It was the summer before high school,
the beginning of everything.
But also an end.
Jiordan’s family was never quite like everyone else’s, with her father’s mood swings, her mother’s attempts at normalcy, and her two older sisters with a different last name. But on the surface, they fit in.
Until the day the FBI came knocking on the door.
After that, her father’s mood plunged to a dangerous new low. After that, there was an investigation into his business and a sentencing in court. Soon Jiordan’s father would have to leave home, and her family would change forever.
Reckoning with the aftershocks of her father’s incarceration, Jiordan had to navigate friends who couldn't quite understand what she was going through, along with the highs and lows of first love. Under it all was the question: If Jiordan’s father was gone, why did she feel like the one who was disappearing?
Recounting her own experiences as a teenager, poet Jiordan Castle has created a searing and evocative young adult true-story-in-verse about the challenge to be free when a parent is behind bars.
PUBLISHERS WEEKLY
A white and Jewish teen struggles to cultivate her own identity after her father is imprisoned in this striking verse memoir by Castle (All His Breakable Things, for adults).
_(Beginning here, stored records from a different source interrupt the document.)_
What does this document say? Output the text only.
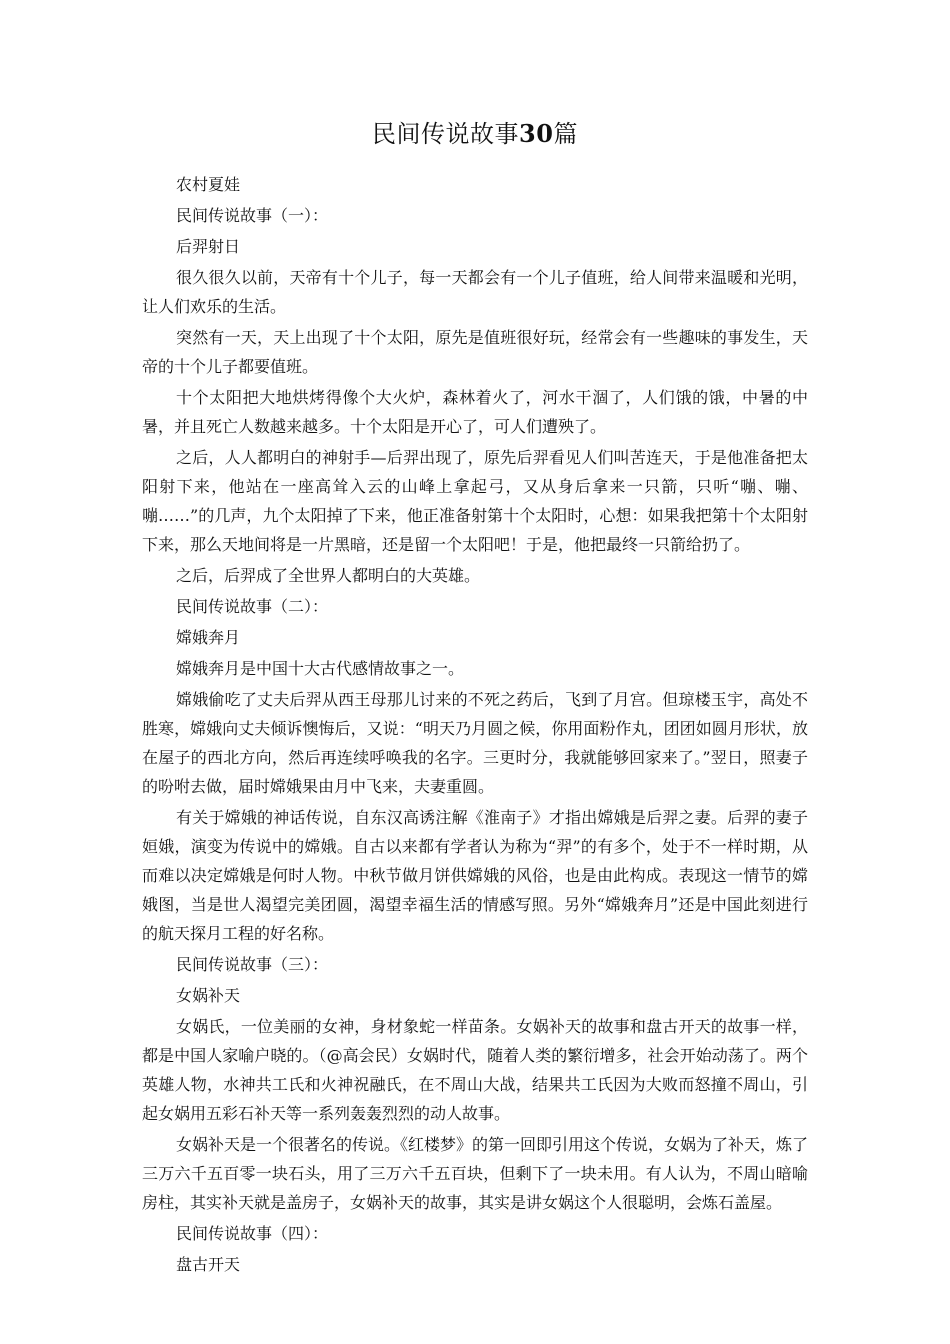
民间传说故事30篇

农村夏娃

民间传说故事（一）：

后羿射日

很久很久以前，天帝有十个儿子，每一天都会有一个儿子值班，给人间带来温暖和光明，让人们欢乐的生活。

突然有一天，天上出现了十个太阳，原先是值班很好玩，经常会有一些趣味的事发生，天帝的十个儿子都要值班。

十个太阳把大地烘烤得像个大火炉，森林着火了，河水干涸了，人们饿的饿，中暑的中暑，并且死亡人数越来越多。十个太阳是开心了，可人们遭殃了。

之后，人人都明白的神射手—后羿出现了，原先后羿看见人们叫苦连天，于是他准备把太阳射下来，他站在一座高耸入云的山峰上拿起弓，又从身后拿来一只箭，只听“嘣、嘣、嘣……”的几声，九个太阳掉了下来，他正准备射第十个太阳时，心想：如果我把第十个太阳射下来，那么天地间将是一片黑暗，还是留一个太阳吧！于是，他把最终一只箭给扔了。

之后，后羿成了全世界人都明白的大英雄。

民间传说故事（二）：

嫦娥奔月

嫦娥奔月是中国十大古代感情故事之一。

嫦娥偷吃了丈夫后羿从西王母那儿讨来的不死之药后，飞到了月宫。但琼楼玉宇，高处不胜寒，嫦娥向丈夫倾诉懊悔后，又说：“明天乃月圆之候，你用面粉作丸，团团如圆月形状，放在屋子的西北方向，然后再连续呼唤我的名字。三更时分，我就能够回家来了。”翌日，照妻子的吩咐去做，届时嫦娥果由月中飞来，夫妻重圆。

有关于嫦娥的神话传说，自东汉高诱注解《淮南子》才指出嫦娥是后羿之妻。后羿的妻子姮娥，演变为传说中的嫦娥。自古以来都有学者认为称为“羿”的有多个，处于不一样时期，从而难以决定嫦娥是何时人物。中秋节做月饼供嫦娥的风俗，也是由此构成。表现这一情节的嫦娥图，当是世人渴望完美团圆，渴望幸福生活的情感写照。另外“嫦娥奔月”还是中国此刻进行的航天探月工程的好名称。

民间传说故事（三）：

女娲补天

女娲氏，一位美丽的女神，身材象蛇一样苗条。女娲补天的故事和盘古开天的故事一样，都是中国人家喻户晓的。（@高会民）女娲时代，随着人类的繁衍增多，社会开始动荡了。两个英雄人物，水神共工氏和火神祝融氏，在不周山大战，结果共工氏因为大败而怒撞不周山，引起女娲用五彩石补天等一系列轰轰烈烈的动人故事。

女娲补天是一个很著名的传说。《红楼梦》的第一回即引用这个传说，女娲为了补天，炼了三万六千五百零一块石头，用了三万六千五百块，但剩下了一块未用。有人认为，不周山暗喻房柱，其实补天就是盖房子，女娲补天的故事，其实是讲女娲这个人很聪明，会炼石盖屋。

民间传说故事（四）：

盘古开天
Thirteen-year-old Jiordan Castle's father is arrested for involvement in "a conspiracy to defraud the United States" the summer before her freshman year of high school. Through lyrical text, Castle highlights the pain felt and challenges faced by her two older half sisters, her mother, and herself after the FBI raids her home searching for her father. Carefully worded poems depict Castle's everyday insecurities—such as high school conflicts and difficulty navigating her first romantic relationship—alongside concerns about her father's safety in prison ("In movies they say don't drop the soap./ They say sleep with one eye open"). Though rendered primarily in verse, the novel features varied narrative formats, including redacted poems that emphasize the absences Castle feels in her life: "I'm trying to hide this story in plain sight. I'm trying to fill in the blanks." This moving account is an intense meditation on mental health and the prison system, as observed by Castle, who, according to an author's note, crafted this story "for the other children of prisoners." Ages 12–up.